Another image that stayed with her from her teen years was when the Sheriff had to inform her about the accident. The horrible pictures and images flashed in her mind, fresh as yesterday.
She had stayed home alone to work on a class project. Her parents were late getting home, with Starla. When they drank they were always late. Unbeknownst to her, while she sat doing homework, deputies searched the Sacramento River with grappling hooks just a quarter mile down the levee. They found the old family sedan at the bottom lodged in silt under eighteen feet of water. Her mom and dad, still in their seatbelts, probably drowned easily, having been too intoxicated to know they had inhaled river water instead of air. The divers found scrawny little Starla floating with her eyes wide open in the air pocket inside the top of the car.
“Little Sis,” Sara said to the headstone. “You"ve been my guiding star all these years.” She grabbed more twigs and withered leaves and cast them aside without caring, onto her parents" graves. Her fingertips turned red and numb. The gigantic tree nearby was just a sapling when Sara buried her family. She sat cross-legged on the cool grass and stared at Starla"s name. Patches of fog slipped in with dusk.
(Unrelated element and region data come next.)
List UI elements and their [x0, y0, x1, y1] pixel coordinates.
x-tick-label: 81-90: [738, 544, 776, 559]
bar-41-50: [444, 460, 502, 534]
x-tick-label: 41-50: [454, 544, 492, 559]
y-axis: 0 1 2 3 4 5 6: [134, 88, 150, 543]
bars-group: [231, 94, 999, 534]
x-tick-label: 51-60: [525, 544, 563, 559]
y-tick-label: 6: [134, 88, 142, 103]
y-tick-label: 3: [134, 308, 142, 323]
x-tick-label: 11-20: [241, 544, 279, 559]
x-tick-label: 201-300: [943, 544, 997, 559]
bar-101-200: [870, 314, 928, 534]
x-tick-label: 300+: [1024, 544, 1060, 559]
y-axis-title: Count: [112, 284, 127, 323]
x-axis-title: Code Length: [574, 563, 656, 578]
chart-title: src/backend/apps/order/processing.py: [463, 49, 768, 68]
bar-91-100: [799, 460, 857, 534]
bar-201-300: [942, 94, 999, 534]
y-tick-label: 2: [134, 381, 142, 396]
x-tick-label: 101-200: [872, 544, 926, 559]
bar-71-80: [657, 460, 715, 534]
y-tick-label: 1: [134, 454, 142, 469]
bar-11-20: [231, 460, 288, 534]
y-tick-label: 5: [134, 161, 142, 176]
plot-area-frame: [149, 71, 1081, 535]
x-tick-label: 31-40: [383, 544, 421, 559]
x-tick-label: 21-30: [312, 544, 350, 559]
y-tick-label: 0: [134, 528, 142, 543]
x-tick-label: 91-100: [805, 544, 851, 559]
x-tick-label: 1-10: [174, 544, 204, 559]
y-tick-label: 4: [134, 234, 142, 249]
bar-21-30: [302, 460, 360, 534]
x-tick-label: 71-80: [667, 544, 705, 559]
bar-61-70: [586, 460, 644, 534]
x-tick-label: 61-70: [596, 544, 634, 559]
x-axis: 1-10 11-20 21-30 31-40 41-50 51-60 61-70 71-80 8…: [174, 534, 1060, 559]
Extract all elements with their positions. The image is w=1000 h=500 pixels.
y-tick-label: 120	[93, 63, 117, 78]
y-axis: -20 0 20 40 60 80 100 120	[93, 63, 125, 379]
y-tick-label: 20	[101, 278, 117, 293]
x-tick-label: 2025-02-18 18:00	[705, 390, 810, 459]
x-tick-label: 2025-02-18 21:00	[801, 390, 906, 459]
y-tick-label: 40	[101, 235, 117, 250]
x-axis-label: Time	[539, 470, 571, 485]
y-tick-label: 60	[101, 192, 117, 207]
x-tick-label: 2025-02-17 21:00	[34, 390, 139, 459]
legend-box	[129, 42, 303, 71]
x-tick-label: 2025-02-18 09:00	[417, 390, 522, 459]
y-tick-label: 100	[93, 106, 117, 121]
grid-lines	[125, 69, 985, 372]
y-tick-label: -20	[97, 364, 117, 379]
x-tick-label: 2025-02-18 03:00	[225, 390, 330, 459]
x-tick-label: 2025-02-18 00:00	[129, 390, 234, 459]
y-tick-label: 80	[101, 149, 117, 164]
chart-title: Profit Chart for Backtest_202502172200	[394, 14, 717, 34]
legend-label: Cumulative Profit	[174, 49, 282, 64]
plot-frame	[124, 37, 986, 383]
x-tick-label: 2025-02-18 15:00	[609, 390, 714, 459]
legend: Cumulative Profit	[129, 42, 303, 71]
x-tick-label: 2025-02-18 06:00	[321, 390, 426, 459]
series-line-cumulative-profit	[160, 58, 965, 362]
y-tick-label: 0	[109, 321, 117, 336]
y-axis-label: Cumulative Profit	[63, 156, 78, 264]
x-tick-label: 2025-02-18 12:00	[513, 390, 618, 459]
“I learned something else,” she said. “We never were poor little w*********h girls like they used to call us.” She wished she could talk to her sister like they rattled and played when they were young. Memories flooded her mind and jumbled her thoughts.
“Today"s Valentine"s Day.”
Sara remembered that particular holiday as being nothing more than a popularity contest in grammar school to see who would receive the most Valentine cards from classmates. She was lucky to get one or two. Perky little Starla had been deprived of learning how popular she would have been.
“Your name"s famous now.”
She closed her eyes and then finally opened them. “Mandy died,” she said quietly. “But you"ve been up there watching everything unfold, haven"t you?”
Sara felt a chill and huddled inside her jacket. The breeze whipped her hair across her face and wrapped it around her neck. When she looked up, she could no longer see the grave markers in the rows ahead through the oozing white haze.
She remembered the fog of the California Central Valley. The scientific name was Advection Fog. Locals called it tule fog. The condition originated in the San Joaquin Valley. Rains and irrigation would saturate the agricultural area and when a cold mass of winter air invaded the wet valley, moisture in the air thickened and turned into fog. The low-lying blanket of white could cover nearly half of the state for days at a time. In bad years, patchiness in low areas could last well into spring.
Sara gritted her teeth, remembering. Living in Puerto Rico for the last thirty years hadn"t dimmed her memories. Tule fog was what surely blinded her drunken father, whose speeding car went flying off the levee road south of the town of Ryde.
She stood, then bent over and scraped more small debris from Starla"s grave onto those of her parents. She picked up a spindly dry branch from in front of her own marker and tossed it onto the rest. During a fog, it wouldn"t be safe to be on the roads at night. “I"ll be back,” she said.
With that, she turned to leave and couldn"t see her white SUV. She walked carefully in the direction she remembered having parked, arms outstretched to feel her way. A break in the fog came, and she found she had walked past it.